Deployment of the Animesh code to the SLS channel will therefore likely await the deployment of a fix for the issues encountered.

SL Viewer

There have been no Sl viewer updates / changes to mark the start of the week, leaving the pipelines as follows:

  • Current Release version 5.1.6.516459 and dated June 15, promoted June 21 – formerly the Pálinka Maintenance Release Candidate – No Change
  • Release channel cohorts:
    • Quinquina Maintenance RC viewer updated to version 5.1.7.517594, on July 12.
  • Project viewers:
  • Linux Spur viewer, version 5.0.9.329906, dated November 17, 2017 and promoted to release status 29 November – offered pending a Linux version of the Alex Ivy viewer code.
  • Obsolete platform viewer, version 3.7.28.300847, May 8, 2015 – provided for users on Windows XP and OS X versions below 10.7.

Attachment Loss / Ghosting on Teleport / Region Crossing

Some people are reporting loss / ghosting of attachments on teleporting. The problems sees to vary in the number of teleports taken before it is noticed, and tends to take the form of others noticing an avatar is missing parts, rather than the wearer (for whom everything still appears to be worn).

It’s not clear how widespread the issue is, although it seems it has been reported a lot through the Firestorm support groups. Mazidox Linden did confirm some attachment / region crossing testing was occurring on Aditi, but it’s not clear if this is in reference to this specific problem, or to with examining / improving region crossings in general.
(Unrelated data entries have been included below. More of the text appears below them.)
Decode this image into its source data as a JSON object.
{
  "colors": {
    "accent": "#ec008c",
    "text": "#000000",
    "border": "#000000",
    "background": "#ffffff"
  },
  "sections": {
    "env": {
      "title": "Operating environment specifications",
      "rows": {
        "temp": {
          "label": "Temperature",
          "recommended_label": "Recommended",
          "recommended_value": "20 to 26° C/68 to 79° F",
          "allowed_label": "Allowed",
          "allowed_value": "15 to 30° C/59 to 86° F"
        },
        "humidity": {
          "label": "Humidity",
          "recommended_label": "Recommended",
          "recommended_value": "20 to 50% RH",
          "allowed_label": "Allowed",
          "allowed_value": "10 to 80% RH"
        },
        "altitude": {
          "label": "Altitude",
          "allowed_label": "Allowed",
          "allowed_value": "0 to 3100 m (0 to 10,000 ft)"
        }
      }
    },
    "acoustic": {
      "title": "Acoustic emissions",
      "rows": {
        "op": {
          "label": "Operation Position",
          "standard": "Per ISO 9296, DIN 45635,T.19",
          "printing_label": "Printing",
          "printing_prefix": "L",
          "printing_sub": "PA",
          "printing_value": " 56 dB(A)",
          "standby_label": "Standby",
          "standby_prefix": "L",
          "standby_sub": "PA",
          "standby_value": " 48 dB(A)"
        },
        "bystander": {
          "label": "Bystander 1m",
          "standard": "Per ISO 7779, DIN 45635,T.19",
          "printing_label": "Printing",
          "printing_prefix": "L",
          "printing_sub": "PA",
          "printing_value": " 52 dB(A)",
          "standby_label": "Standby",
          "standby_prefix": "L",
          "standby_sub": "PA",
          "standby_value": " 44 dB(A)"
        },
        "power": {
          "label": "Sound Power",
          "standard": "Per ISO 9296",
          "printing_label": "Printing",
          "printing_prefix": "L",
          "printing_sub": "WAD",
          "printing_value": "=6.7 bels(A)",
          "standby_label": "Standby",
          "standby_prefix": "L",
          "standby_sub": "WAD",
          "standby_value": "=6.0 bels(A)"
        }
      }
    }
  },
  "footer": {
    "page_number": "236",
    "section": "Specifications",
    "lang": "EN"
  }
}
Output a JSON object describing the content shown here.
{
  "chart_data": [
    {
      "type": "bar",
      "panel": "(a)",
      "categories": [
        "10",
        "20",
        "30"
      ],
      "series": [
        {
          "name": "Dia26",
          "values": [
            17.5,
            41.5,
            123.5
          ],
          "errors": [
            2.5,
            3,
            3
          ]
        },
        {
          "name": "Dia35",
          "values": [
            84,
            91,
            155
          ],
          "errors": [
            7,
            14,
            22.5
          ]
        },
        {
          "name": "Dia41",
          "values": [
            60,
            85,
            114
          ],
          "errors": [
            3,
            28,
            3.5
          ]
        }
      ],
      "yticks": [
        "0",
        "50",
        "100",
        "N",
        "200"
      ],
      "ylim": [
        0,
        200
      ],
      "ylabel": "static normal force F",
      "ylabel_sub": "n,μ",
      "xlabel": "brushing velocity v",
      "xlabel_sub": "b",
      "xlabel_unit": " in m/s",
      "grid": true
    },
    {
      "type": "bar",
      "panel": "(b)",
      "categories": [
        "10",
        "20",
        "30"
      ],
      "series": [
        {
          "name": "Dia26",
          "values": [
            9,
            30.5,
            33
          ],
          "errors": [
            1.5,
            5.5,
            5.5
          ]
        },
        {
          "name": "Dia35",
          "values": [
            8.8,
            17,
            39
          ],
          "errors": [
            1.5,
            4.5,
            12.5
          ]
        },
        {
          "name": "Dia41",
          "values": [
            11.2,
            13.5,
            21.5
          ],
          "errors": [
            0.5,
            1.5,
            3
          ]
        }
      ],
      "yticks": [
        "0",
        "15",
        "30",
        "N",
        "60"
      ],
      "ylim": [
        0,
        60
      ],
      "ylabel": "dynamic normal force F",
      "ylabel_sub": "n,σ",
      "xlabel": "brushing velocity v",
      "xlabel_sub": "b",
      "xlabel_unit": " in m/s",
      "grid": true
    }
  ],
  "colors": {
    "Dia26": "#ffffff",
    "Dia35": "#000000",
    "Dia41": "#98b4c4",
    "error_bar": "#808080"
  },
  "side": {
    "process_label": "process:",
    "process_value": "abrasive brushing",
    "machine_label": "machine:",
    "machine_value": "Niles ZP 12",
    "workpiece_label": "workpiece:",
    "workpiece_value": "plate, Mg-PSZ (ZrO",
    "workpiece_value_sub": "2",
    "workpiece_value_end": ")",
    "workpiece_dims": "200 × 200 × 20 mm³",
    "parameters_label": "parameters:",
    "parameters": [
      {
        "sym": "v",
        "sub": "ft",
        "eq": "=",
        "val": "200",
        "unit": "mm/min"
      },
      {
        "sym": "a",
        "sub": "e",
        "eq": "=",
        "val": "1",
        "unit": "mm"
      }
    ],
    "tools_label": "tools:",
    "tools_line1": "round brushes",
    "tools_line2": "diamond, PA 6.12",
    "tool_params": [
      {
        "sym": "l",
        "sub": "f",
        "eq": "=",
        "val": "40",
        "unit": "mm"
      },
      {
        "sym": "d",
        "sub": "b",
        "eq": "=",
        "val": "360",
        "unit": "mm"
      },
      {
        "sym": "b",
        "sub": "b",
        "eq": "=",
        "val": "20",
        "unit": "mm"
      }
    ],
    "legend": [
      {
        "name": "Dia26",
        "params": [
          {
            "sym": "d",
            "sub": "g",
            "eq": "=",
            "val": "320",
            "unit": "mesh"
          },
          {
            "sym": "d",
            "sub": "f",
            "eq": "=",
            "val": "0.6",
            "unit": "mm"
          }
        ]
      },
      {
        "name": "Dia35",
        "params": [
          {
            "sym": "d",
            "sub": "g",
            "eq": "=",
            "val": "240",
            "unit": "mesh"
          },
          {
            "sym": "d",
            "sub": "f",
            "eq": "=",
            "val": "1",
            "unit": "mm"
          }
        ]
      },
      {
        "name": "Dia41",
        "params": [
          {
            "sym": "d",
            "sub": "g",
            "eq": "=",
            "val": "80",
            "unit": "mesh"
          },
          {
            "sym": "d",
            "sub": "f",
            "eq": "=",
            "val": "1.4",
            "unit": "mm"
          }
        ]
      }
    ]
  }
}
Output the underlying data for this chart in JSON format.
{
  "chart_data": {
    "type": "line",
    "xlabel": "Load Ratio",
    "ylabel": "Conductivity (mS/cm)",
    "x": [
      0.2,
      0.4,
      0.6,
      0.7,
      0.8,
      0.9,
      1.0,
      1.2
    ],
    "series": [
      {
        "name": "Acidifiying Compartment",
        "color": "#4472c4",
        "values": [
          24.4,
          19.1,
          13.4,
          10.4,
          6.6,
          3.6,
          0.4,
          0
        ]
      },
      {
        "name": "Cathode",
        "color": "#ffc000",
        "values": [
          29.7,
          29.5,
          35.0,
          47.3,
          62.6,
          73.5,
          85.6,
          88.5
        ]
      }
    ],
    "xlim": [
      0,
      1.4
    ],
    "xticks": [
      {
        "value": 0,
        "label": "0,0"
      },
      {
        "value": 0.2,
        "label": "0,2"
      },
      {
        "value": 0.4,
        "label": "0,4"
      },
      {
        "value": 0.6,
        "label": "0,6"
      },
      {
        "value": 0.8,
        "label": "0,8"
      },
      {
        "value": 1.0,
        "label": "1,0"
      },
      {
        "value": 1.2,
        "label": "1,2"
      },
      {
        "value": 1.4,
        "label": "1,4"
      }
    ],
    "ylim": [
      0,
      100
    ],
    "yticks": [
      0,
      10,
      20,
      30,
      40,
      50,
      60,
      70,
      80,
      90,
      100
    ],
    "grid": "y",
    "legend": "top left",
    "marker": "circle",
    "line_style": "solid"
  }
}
Firestorm has a Refresh Attachments option (Advanced menu), however, addressing the issue from the viewer is seen as a less than optimal approach, a server-side fix being preferable.

Commenting on region crossings and attachments in general, Simon Linden said, “From what I can tell with my investigations so far, most attachment problems with region crossings come down to messaging failures, and then the viewer and region(s) get out of sync and don’t recover. ” He also noted that his own testing of “double” region crossings (e.g. cutting across the corner of a region while moving between two others) lead him to want to say “stop!” at the first, and not even attempt the second until the first hand-off have completed.

At this point I want to improve the code and communications so after a crossing, both regions and the viewer can agree that everyone is on the 2nd region with all attachments and vehicles and, when something goes wrong, try to recover … At both ends, viewer and region, it should be able to realize it’s been a few seconds and things are missing or not, and then re-try.

Simon Linden on investigating region crossing, Tuesday, July 17th, 2018

As an aside, one of the reasons the Lab is working on region crossings and attachment issues beside trying to make region crossings smoother and more predictable in general, is so that they might increase the limit on the number of attachments that can be simultaneously worn (currently 38). However, as Oz Linden noted at the Simulator User Group meeting, this won’t happen until such time as attachments can remain reliably … attached.